Although he recently showed off his sensitive side on the big screen, opposite Jennifer Lopez in rom-com The Back-up Plan, it was O’Loughlin’s potential as an action hero that attracted the show’s executive producer Peter Lenkov. “I’d met Alex a couple of years ago on another project and felt that he could be a leading man in the action genre but had never been tapped for that world,” Lenkov says. “I needed someone who didn’t bring a lot of baggage from other roles, someone who wasn’t identifiable to another franchise, either TV or film, so he could go in and really make McGarrett his own.”
With no less than the state of Hawaii and Lenkov’s father, a diehard fan of the original, to impress, O’Loughlin was determined not to let expectation weigh him down. “I’ve always had the attitude that if it all goes to s—, I can just go home and do something else. You can’t think too much about that stuff (expectation). You just have to go for it, do your best and hope it’s not terrible,” he says.
It’s anything but terrible, with the chemistry between O’Loughlin and his on-screen offsider, Danny “Danno” Williams, played by the charmingly unfiltered Scott Caan, powering the show. The Entourage regular (and son of film star James Caan) may have pulled most of the plaudits and a Golden Globe nomination for his role as the neurotic jester to O’Loughlin’s stitched-up lieutenant commander, but Caan Jr gives his Aussie partner his props. “Alex has a really tough job on this show, what he’s doing is really difficult and I don’t think people give him enough credit,” he says.
“They’ve given me levels, the tough guy who has a sensitive side. But McGarrett’s supposed to be straight down the middle and that’s really hard for an actor.”
On set, the battle of the blokes has gone O’Loughlin’s way, with Caan leading the injury tally. “Scotty’s been to the hospital a couple of times, the poor bugger,” the Canberra-born star says. “He tore his ACL (knee), had to go to LA for surgery on that, then he went to hospital because we did a big shoot out and he got a piece of metal in his eye. I’ve been OK so far, I’ve just used Scott as a shield.”
It was while doing one of his own stunts, flogging a high-powered dirtbike through the mountains of Oahu, that O’Loughlin stopped a second to pinch himself. “I’m up there, no helmet and just told to go for it,” he says. “I was riding this thing into the side of the mountain, raining sweat and giving it some.
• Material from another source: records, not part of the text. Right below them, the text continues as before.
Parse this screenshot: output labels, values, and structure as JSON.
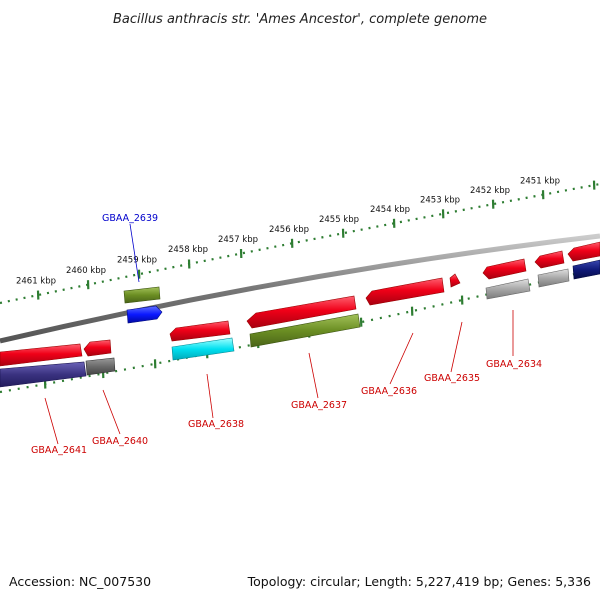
{
  "title": "Bacillus anthracis str. 'Ames Ancestor', complete genome",
  "footer": {
    "accession": "Accession: NC_007530",
    "summary": "Topology: circular; Length: 5,227,419 bp; Genes: 5,336"
  },
  "ticks": [
    "2461 kbp",
    "2460 kbp",
    "2459 kbp",
    "2458 kbp",
    "2457 kbp",
    "2456 kbp",
    "2455 kbp",
    "2454 kbp",
    "2453 kbp",
    "2452 kbp",
    "2451 kbp"
  ],
  "genes": [
    {
      "id": "GBAA_2639",
      "color": "#0000cc"
    },
    {
      "id": "GBAA_2641",
      "color": "#cc0000"
    },
    {
      "id": "GBAA_2640",
      "color": "#cc0000"
    },
    {
      "id": "GBAA_2638",
      "color": "#cc0000"
    },
    {
      "id": "GBAA_2637",
      "color": "#cc0000"
    },
    {
      "id": "GBAA_2636",
      "color": "#cc0000"
    },
    {
      "id": "GBAA_2635",
      "color": "#cc0000"
    },
    {
      "id": "GBAA_2634",
      "color": "#cc0000"
    }
  ],
  "colors": {
    "backbone": "#777777",
    "tick_outer": "#2e7d32",
    "tick_inner": "#2e7d32",
    "cds": "#e8001c",
    "green_feature": "#6b8e23",
    "cyan_feature": "#00d8e8",
    "navy_feature": "#3a3280",
    "grey_feature": "#a0a0a0",
    "blue_feature": "#0a18ff",
    "dark_navy": "#101a7a"
  }
}
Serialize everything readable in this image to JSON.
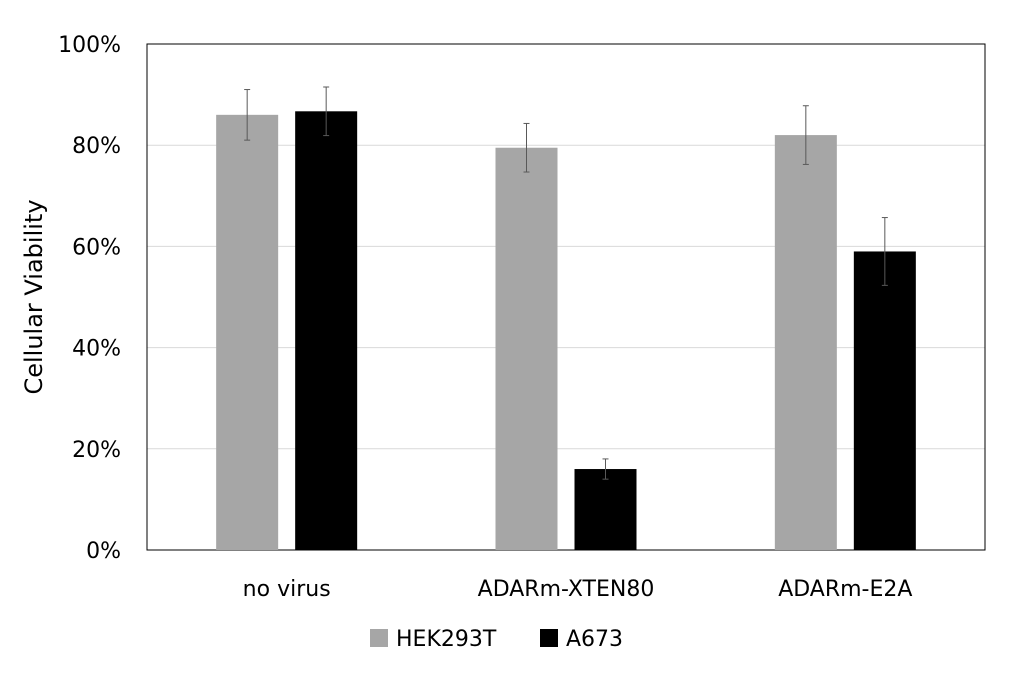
{
  "chart_data": {
    "type": "bar",
    "ylabel": "Cellular Viability",
    "xlabel": "",
    "ylim": [
      0,
      100
    ],
    "yticks": [
      0,
      20,
      40,
      60,
      80,
      100
    ],
    "ytick_labels": [
      "0%",
      "20%",
      "40%",
      "60%",
      "80%",
      "100%"
    ],
    "categories": [
      "no virus",
      "ADARm-XTEN80",
      "ADARm-E2A"
    ],
    "series": [
      {
        "name": "HEK293T",
        "color": "#a6a6a6",
        "values": [
          86,
          79.5,
          82
        ],
        "errors": [
          5,
          4.8,
          5.8
        ]
      },
      {
        "name": "A673",
        "color": "#000000",
        "values": [
          86.7,
          16,
          59
        ],
        "errors": [
          4.8,
          2,
          6.7
        ]
      }
    ],
    "grid": "horizontal",
    "legend_position": "bottom-center",
    "error_bars": true
  }
}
And halfway through it, I thought to ask, ‘If I die, will insurance cover this?’ “
His mum and those studio safety heads should relax: this Aussie bloke-made-good has a firm handle on things.
AUSSIE ALEX MAKES THE ROLE HIS OWN
THE “blue steel’ gaze is the same, but comparisons between Alex O’Loughlin’s Steve McGarrett and original actor Jack Lord should end there. While Lord, in all his 1970s polyester glory, put the character (even the state of Hawaii) on the map, it’s a sexy Aussie who drags this iconic series into the 21st century.
“This is not Jack Lord’s Hawaii Five-O, it’s mine,” O’Loughlin says. “First of all, Jack Lord was a man without a past, but from the pilot you’ll learn so much more about my character.” A Navy SEAL who returns to Oahu to avenge his cop father’s murder, McGarrett is in control, pulling together his crack squad of divorced dad Danno (Caan), exiled cop Chin Ho Kelly (Lost’s Daniel Dae Kim) and rookie detective Kono Kalakaua (Grace Park).
For traditionalists, the wave-riding theme song is back, as is McGarrett’s arresting slug, “book ’em, Danno”. While the line riles Caan, who begged producers to can it, executive producer Peter Lenkov insisted the “touchstone” stay.